『情報社会のリテラシーに関する試論』
上村圭介著
首相官邸のミレニアム・プロジェクト以来、国内のIT関連施策の方向を決定する各種計画には必ず「教育の情報化」が盛り込まれ、国民すべてに情報リテラシーが必要である、との認識は、以前に比べれば一般的になりつつある。
リテラシーとは、単なる知識技能とは異なった特別な重みを持つ言葉である。しかし、情報リテラシーの議論を扱う者が時折感じるのは、この言葉の持つ重みがきちんと定義、理解されぬまま操作スキルと短絡され、結果としてきわめて表面的で陳腐化しやすい技能を学習者に強要しているのではないか、という疑問である。
そこで著者は、オーストラリアのケースを引用しながら、リテラシーという言葉に対する認識の変容を明らかにすることによって、情報社会における位置づけを試みている。
まず、情報技術とリテラシーとの関連性について、著者は「情報通信技術のための知識と技能は、すでに社会生活に欠くことのできないリテラシーとなっている」と説く。インターネットが生活の一部となった今日においては、「もはや、人々にはインターネットから退場する選択肢は残されておらず、自然にスキル習得できるという期待を持つことも適切でない」からである。
オーストラリアでは、移民者等社会の新規参加者に対する言語能力や社会参加のためのリテラシー獲得プログラムが実施されてきた経緯があり、リテラシーは、学校教育だけでなく、成人教育や職業訓練上の課題としても重視されているという。そもそも、リテラシー(literacy)とは英語の「読み書き」のための能力を意味しているが、1960年代までリテラシーは英語教育の一部として教えられ、明示的な問題となることはなかった。これが60〜70年代には「他教科の下支えをする基礎的能力の問題」と認識され、90年代には「社会に参加し、各自に与えられた役割を遂行するための能力を含むもの」と理解されるようになった。すなわち、著者の定義によれば、リテラシーとは「社会に参加する人々に力(empowerment)を与える能力」をいうことになる。
リテラシーは時代とともに、技術の進歩とともに定義し直されてきたが、これは情報技術の進展や進化によって規定されるものというより、むしろ、人間の知的活動の進展にともなって変化する知的対象を反映したものと著者は考える。つまり、情報社会のリテラシーとは、「読み書き能力」としてのリテラシーに情報技術を使いこなすための知識と技能を追加したものではなく、「情報社会」という社会における人間の知の体系や社会構造の変化を反映したものになる。
著者は、リテラシーの新たな領域として、Lankshearらが提唱する情報技術のリテラシーや、Lo Bianco and Freebodyの主張などを紹介している。
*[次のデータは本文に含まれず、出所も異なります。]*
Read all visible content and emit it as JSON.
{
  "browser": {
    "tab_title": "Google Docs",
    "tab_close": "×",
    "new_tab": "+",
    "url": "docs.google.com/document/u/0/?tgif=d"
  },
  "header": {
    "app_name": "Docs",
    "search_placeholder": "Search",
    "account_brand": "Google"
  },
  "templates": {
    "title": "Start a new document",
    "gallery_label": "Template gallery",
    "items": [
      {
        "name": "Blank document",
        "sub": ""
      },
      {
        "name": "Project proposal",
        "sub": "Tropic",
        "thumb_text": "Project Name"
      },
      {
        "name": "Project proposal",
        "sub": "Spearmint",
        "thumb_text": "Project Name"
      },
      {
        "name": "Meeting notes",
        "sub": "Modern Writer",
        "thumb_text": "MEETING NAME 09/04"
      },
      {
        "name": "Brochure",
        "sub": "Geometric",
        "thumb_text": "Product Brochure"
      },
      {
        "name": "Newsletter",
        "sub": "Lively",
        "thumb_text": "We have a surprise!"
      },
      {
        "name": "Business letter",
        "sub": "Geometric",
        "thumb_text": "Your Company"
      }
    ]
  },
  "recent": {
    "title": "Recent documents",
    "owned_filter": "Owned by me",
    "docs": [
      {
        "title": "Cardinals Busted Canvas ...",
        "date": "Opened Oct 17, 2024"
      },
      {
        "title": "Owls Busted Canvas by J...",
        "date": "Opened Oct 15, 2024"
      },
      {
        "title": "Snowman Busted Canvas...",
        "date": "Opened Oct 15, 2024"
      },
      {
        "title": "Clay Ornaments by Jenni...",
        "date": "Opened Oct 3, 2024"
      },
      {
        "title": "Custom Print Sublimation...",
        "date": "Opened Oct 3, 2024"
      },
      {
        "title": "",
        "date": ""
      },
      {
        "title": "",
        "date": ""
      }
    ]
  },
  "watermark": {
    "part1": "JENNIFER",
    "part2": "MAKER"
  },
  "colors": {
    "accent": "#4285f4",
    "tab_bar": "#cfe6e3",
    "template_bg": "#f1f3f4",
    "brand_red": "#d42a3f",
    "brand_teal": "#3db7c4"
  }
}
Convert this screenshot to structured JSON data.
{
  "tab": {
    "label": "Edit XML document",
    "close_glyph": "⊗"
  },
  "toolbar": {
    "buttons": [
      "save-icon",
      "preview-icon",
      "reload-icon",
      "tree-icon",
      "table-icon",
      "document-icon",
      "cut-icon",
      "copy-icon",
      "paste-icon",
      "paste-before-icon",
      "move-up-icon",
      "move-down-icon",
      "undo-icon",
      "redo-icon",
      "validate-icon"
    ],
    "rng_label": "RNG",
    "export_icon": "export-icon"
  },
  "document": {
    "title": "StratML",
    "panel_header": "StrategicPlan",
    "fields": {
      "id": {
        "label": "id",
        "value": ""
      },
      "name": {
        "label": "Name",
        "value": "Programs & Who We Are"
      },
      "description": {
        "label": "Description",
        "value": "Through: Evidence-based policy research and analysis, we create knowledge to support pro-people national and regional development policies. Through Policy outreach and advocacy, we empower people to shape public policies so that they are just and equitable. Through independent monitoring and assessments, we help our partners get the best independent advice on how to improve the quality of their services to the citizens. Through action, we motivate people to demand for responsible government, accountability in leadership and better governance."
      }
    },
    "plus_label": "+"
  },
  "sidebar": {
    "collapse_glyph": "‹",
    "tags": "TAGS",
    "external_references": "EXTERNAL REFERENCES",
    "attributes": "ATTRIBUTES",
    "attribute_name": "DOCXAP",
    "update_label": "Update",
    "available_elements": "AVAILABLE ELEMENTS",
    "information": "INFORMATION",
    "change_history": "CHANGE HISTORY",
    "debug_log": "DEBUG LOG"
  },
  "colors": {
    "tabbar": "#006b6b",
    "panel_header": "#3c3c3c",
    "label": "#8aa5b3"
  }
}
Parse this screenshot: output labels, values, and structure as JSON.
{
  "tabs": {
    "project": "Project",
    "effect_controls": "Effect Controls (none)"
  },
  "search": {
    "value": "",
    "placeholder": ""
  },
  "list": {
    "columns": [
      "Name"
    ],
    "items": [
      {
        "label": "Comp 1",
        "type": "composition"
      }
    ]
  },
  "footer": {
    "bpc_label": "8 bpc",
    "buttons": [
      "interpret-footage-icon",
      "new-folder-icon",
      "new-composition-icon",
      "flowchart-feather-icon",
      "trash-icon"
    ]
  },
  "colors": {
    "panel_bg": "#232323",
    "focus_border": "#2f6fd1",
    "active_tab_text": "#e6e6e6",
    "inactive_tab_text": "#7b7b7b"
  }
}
Lo Biancoらによれば、リテラシーの変容とは、経済活動のグローバル化、情報通信技術の向上、社会の多様性という3側面の変化によってもたらされるとしており、新しいリテラシーの必要性は、ITの普及だけでなく社会の変化に伴うものと解釈されている。
また著者は、情報技術やグローバル化によって複雑化する社会において、就業環境の変化や求められるタスクの変化に応じて自分の知識と技能を組み換えていく資質、「ポートフォリオ人間」を取り上げ、情報社会のリテラシーには、このようなポートフォリオ化の能力が含まれることを示唆した。